Published 12/11/2015

David Vance
David Vance

Most politicians, economists and business people agree Northern Ireland desperately needs to rebalance its economy by encouraging greater growth in the private sector, thus creating more jobs and bringing greater prosperity for all.

However, discussions on how to achieve this outcome tend to ignore the elephant in the room - the bloated public sector.

Despite the hysterical rhetoric from public sector trade unions, the public sector here has never had it so good.

In 2014, public sector workers in Northern Ireland were earning a staggering 40% more than those employed in the private sector.

Women in the public sector earn 68% more than their private sector counterparts and for men the gap is 33%.

To put it another way, public sector labour costs now account for almost 60% of public expenditure in Northern Ireland. That's Soviet levels of state dominance.

This bloat is manifest in all sorts of areas. It's not just local council bosses who are now relishing six-figure salaries.

Nearly 100 staff at Queen's University are in receipt of £100,000-plus.

The number of six-figure salaries has increased to 87 - up from 81 the previous year. Nineteen earn £150,000-plus.

The top earner - vice-chancellor Patrick Johnston - earns £249,000.

The PSNI has 65 officers on £100,000-plus salaries and is able to provide final packages of almost £200,000 in one case.

NHS budgets in Northern Ireland have never been under such pressure, but that has not restrained the health trusts paying hundreds of senior salaries from £155,000 to a whopping £250,000-plus.
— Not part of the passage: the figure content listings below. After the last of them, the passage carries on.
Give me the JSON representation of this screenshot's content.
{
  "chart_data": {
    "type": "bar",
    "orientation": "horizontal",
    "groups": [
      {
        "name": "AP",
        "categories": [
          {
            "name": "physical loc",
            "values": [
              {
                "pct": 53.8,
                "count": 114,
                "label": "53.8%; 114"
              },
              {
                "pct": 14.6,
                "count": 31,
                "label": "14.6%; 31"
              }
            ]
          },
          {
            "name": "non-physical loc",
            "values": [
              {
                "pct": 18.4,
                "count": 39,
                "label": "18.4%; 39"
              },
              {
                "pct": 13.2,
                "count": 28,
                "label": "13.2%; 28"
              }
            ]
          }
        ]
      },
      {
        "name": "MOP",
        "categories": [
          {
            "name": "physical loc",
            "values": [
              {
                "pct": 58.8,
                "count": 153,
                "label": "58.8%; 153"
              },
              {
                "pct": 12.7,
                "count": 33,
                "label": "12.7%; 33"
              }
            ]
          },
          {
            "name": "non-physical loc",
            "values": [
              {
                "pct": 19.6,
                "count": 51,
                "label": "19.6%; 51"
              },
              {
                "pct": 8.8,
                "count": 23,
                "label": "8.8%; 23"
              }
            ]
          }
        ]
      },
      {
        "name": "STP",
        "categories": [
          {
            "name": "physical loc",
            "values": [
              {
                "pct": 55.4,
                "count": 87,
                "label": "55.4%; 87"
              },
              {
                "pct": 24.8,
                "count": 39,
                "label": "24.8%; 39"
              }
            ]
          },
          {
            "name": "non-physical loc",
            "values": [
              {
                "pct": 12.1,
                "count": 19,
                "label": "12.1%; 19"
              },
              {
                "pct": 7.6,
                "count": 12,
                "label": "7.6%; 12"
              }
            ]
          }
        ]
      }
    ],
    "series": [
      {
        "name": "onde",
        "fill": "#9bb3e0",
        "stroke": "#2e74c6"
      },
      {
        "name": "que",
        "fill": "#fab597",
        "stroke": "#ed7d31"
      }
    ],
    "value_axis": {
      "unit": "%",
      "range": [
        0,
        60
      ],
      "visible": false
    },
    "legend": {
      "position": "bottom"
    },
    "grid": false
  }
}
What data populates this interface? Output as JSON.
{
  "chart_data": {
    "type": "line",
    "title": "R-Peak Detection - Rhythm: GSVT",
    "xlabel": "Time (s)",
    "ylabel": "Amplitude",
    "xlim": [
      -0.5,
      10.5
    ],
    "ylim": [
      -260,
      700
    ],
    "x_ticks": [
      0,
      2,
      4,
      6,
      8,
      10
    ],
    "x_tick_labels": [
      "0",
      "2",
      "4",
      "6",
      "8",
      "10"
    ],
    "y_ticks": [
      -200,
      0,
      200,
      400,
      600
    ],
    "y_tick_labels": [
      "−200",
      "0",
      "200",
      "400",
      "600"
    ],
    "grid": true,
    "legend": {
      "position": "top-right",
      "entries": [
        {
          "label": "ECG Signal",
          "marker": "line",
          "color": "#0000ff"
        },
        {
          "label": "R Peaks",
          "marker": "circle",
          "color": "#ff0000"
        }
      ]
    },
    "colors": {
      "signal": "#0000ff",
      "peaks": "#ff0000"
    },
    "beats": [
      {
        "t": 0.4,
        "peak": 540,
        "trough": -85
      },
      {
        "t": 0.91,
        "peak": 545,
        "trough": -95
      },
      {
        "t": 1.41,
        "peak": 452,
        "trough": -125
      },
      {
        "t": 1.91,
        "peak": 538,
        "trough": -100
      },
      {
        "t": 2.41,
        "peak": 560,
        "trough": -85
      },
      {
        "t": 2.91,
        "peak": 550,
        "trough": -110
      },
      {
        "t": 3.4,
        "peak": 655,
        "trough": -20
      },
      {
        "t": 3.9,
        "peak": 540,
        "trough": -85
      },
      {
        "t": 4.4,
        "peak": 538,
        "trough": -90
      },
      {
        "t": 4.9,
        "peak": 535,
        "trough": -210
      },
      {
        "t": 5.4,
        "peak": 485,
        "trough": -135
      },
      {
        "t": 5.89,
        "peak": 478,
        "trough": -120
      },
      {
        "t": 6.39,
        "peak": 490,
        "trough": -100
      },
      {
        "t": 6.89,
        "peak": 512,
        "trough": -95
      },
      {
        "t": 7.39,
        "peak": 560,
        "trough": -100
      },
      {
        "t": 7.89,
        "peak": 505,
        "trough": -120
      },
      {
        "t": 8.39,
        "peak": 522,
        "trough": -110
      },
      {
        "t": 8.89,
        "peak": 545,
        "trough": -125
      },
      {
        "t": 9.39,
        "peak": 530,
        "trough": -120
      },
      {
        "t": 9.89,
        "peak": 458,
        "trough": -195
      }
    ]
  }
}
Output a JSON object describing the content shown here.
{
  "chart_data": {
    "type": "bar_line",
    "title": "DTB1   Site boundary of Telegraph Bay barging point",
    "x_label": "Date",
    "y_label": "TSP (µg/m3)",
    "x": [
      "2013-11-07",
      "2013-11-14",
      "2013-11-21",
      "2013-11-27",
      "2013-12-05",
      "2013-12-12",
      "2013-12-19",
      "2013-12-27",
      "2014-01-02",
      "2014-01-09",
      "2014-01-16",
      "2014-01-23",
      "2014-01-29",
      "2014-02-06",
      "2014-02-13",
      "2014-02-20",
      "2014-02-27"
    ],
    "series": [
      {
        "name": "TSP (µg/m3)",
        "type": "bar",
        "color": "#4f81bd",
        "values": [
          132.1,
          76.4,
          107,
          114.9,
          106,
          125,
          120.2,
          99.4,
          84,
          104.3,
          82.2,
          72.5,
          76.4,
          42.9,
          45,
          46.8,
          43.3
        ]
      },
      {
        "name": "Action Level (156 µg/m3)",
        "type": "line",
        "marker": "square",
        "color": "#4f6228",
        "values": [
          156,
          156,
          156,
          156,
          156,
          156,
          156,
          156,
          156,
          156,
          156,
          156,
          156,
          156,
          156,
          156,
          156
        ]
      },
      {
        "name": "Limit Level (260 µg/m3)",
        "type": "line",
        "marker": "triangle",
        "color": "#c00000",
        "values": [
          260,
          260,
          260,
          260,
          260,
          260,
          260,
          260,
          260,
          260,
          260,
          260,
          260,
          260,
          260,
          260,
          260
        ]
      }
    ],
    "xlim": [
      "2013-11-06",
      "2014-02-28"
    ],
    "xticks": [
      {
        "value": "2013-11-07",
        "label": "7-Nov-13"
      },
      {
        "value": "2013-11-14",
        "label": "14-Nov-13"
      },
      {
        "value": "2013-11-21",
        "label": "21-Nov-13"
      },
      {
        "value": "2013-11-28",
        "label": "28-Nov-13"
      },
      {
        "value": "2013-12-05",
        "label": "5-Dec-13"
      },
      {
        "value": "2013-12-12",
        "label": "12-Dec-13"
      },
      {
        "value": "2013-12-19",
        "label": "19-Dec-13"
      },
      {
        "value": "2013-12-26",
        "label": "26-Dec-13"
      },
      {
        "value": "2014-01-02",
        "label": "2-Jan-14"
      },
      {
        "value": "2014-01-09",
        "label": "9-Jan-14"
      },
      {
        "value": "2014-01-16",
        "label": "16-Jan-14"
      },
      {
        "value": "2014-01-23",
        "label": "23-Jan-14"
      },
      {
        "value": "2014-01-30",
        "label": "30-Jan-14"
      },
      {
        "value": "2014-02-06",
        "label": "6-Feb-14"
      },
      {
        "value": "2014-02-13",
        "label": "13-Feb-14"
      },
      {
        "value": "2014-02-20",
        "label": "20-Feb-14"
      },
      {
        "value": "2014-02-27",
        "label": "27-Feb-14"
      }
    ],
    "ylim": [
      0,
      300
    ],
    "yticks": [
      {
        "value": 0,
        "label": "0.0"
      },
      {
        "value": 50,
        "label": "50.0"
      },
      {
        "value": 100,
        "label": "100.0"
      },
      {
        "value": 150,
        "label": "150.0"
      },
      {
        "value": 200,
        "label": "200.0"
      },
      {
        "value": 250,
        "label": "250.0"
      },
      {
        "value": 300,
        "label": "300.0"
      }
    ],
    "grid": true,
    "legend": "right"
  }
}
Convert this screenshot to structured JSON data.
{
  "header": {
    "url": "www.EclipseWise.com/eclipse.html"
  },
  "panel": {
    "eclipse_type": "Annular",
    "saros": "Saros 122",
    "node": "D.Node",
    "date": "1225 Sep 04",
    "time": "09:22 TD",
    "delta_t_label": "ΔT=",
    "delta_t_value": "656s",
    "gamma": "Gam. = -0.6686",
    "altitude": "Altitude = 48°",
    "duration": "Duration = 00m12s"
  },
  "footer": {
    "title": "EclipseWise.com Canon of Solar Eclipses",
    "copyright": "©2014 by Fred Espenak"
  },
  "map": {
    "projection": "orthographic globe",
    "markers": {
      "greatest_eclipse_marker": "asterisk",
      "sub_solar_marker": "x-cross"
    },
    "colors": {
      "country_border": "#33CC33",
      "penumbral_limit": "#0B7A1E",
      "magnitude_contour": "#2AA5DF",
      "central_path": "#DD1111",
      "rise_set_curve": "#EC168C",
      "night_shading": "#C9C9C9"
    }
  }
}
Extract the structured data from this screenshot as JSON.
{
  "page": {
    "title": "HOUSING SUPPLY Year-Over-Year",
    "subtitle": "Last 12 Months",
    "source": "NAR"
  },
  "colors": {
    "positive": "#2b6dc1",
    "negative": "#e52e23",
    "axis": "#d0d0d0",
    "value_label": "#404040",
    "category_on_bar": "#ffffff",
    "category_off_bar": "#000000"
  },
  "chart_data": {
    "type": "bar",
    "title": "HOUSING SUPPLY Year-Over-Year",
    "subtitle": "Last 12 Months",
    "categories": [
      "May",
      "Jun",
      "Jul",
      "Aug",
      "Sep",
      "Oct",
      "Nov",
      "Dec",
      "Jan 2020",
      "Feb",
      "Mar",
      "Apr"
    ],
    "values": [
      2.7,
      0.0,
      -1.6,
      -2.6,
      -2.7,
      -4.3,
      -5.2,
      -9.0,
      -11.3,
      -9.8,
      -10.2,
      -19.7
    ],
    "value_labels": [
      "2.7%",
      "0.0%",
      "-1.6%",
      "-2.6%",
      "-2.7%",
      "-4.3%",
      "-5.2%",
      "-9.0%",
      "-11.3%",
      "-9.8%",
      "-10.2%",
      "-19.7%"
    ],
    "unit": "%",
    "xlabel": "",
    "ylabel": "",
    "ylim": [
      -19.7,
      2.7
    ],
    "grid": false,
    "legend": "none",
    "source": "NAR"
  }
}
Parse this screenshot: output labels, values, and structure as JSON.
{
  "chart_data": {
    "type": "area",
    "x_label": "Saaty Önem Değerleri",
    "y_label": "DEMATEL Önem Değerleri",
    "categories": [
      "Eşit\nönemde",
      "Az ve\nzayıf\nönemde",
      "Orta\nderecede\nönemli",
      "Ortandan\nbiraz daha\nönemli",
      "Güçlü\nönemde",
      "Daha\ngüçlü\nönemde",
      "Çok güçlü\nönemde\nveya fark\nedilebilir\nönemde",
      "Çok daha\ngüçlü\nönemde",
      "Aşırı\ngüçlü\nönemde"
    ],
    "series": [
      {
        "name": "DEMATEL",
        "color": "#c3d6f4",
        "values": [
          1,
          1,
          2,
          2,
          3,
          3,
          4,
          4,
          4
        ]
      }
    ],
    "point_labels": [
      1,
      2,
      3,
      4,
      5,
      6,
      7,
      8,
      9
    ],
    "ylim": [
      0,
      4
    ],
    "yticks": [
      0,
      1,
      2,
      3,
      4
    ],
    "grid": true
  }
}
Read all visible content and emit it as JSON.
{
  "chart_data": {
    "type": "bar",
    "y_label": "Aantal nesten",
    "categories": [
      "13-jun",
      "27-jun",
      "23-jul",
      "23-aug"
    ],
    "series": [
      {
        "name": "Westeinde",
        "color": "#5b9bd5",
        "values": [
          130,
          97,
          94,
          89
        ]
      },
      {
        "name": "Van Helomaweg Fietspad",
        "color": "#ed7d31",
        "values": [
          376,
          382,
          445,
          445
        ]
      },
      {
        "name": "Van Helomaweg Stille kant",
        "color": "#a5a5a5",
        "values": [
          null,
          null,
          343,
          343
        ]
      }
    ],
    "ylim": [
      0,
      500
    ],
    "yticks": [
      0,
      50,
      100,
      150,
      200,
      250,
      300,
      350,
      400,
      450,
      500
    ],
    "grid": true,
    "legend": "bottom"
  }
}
The wealth-creating private sector cannot conceivably hope to compete with the salary levels afforded to those who work for the state, never mind the holidays, the pensions and the tenure of employment.

That's the reason why so many of our brightest young people leave Northern Ireland to seek careers elsewhere, or choose the easy option and enter the gilded halls of the public sector.

With this dominant state sector, there is little scope for the private sector to flourish and business organisations here know that - hence their drive for lower corporation tax.

There is little political will to change things. Truth be told, those at Stormont are also prime beneficiaries of the financial largesse of the state and so oppose dealing with its essential dysfunctionalism.

To create a more prosperous society, we must confront the bloated public sector and cut it down to size.